The crosswalk at Crailsheim Road and Oxford Street near Worthington Middle School could be considered hazardous if proper precautions are not taken by both pedestrians and drivers. Meanwhile, administration at WMS and Nobles County Public Works are both taking steps to keep children safe.
WMS principal Jeff Luke said things have “greatly improved” with the installation of the walking and bike path. Prior to the path, students who walked to school were using the edge of the roadway. The new path has made a “huge difference” in improving safety.
Luke added that administration warns students at the beginning of the school year about the dangers of crossing the busy road and offers both tips and alternatives to crossing at the busy intersection.
“Lots of kids used to walk along the lawn and run across the highway. We’ve corrected that,” Luke said.
He added that the school encourages students to stay on the golf course side of the road and walk to the next crossing past the intersection which may have less traffic.
Additionally, staff has observed afternoon travel patterns of students walking home after school and offered additional reminders.
Luke said parents need to also remind children of proper techniques for crossing the street and also teach them how to stay safe.
Flashing crosswalk signs have also helped to warn drivers of students walking across the road. Nobles County Director of Public Works Stephen Schnieder, who is also a school board member, said the county opted for the flashing signs in lieu of traditional signage. Additionally, the County Board has requested the Minnesota Department of Transportation conduct a speed study on that area and others around Worthington to ensure current speed limits are still safe.
“We felt from a safety standpoint that a crosswalk sign itself wouldn’t be enough,” Schnieder said. “The board authorized us to purchase the flashing signs.”
Luke is appreciative of the county’s efforts.

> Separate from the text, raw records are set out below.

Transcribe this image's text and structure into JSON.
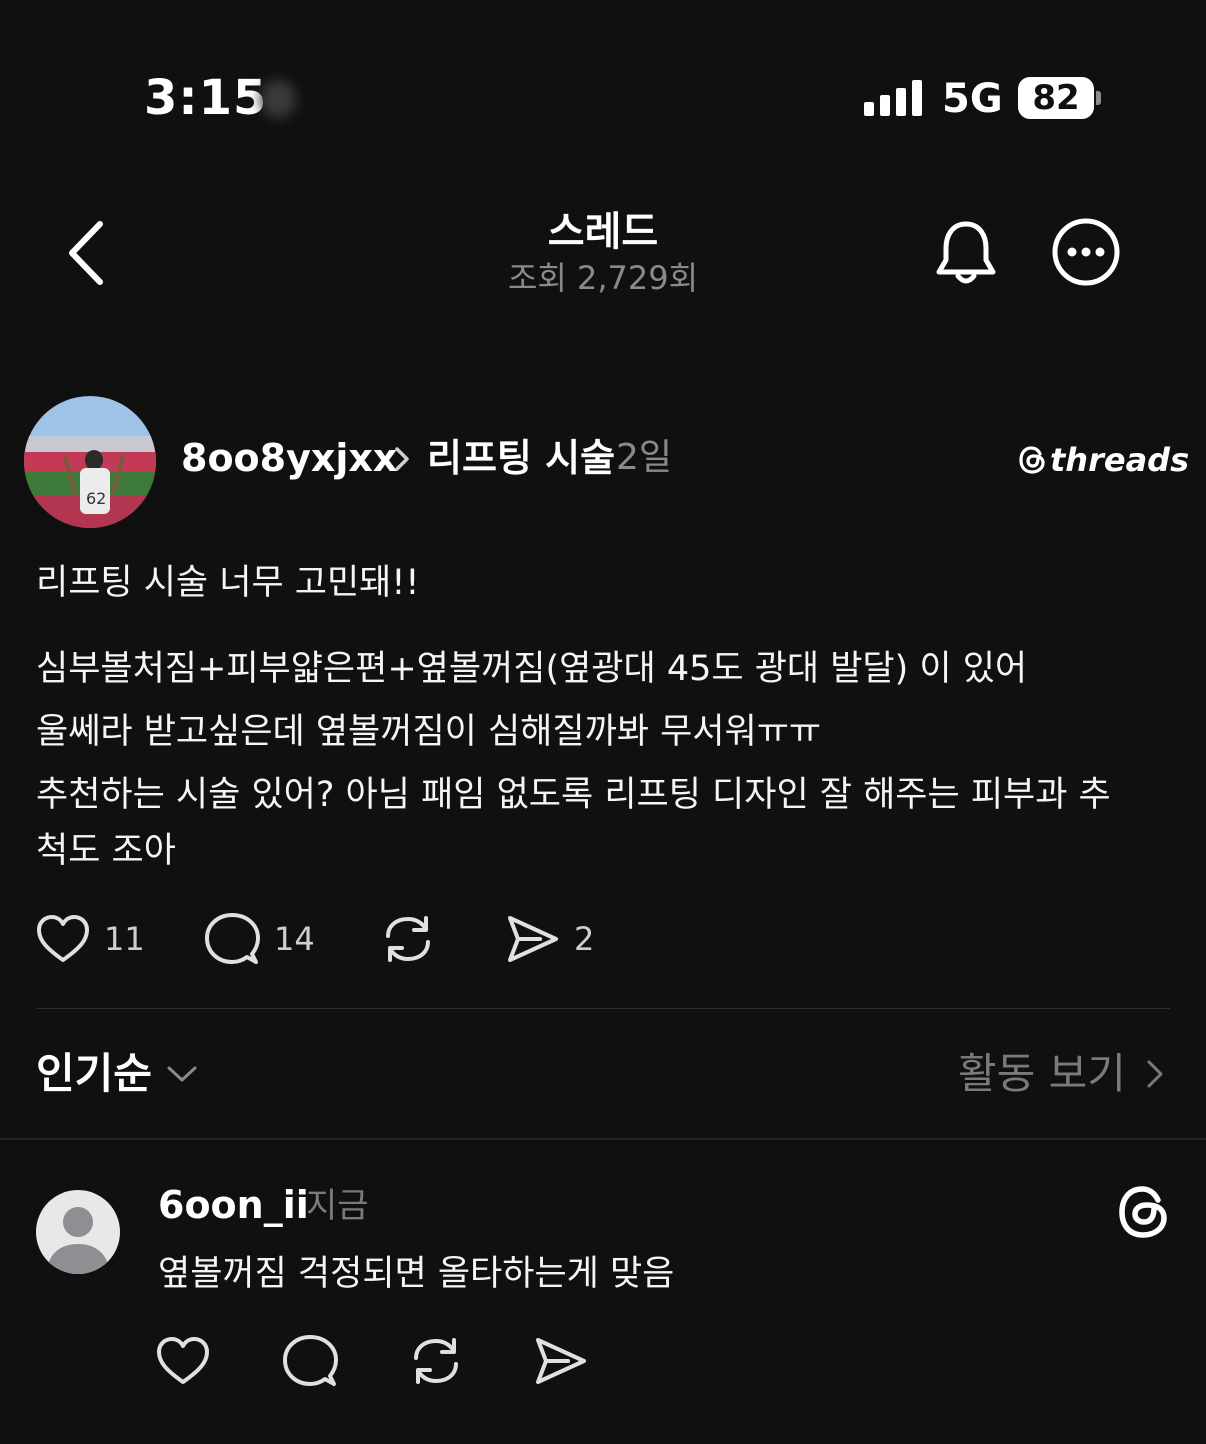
{
  "status_bar": {
    "time": "3:15",
    "network": "5G",
    "battery": "82"
  },
  "header": {
    "title": "스레드",
    "views": "조회 2,729회"
  },
  "post": {
    "username": "8oo8yxjxx",
    "topic": "리프팅 시술",
    "age": "2일",
    "brand": "threads",
    "paragraphs": [
      "리프팅 시술 너무 고민돼!!",
      "심부볼처짐+피부얇은편+옆볼꺼짐(옆광대 45도 광대 발달) 이 있어",
      "울쎄라 받고싶은데 옆볼꺼짐이 심해질까봐 무서워ㅠㅠ",
      "추천하는 시술 있어? 아님 패임 없도록 리프팅 디자인 잘 해주는 피부과 추",
      "척도 조아"
    ],
    "likes": "11",
    "comments": "14",
    "shares": "2"
  },
  "sort": {
    "label": "인기순",
    "activity": "활동 보기"
  },
  "reply": {
    "username": "6oon_ii",
    "time": "지금",
    "text": "옆볼꺼짐 걱정되면 올타하는게 맞음"
  },
  "colors": {
    "background": "#101010",
    "text": "#f3f5f7",
    "muted": "#8a8a8a"
  }
}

“(We are) glad to have those (signs) to give an extra warning,” he said.
The signs remain illuminated for 30 seconds after pressing the button. They are battery-powered through solar cells and communicate via wireless signal to each other.
The signs differ from signs found at most intersections, according to Schnieder. Unlike other crosswalk signs requiring a button to be pressed, they do not have a timer. Pedestrians need to look both ways before crossing to ensure motorists have slowed down or stopped.
“We hope people will use it,” Schnieder said. “For drivers ... going through that area, slow down in the morning.
“It doesn’t hurt to take more time. It’s better to slow down a bit for everyone’s safety.”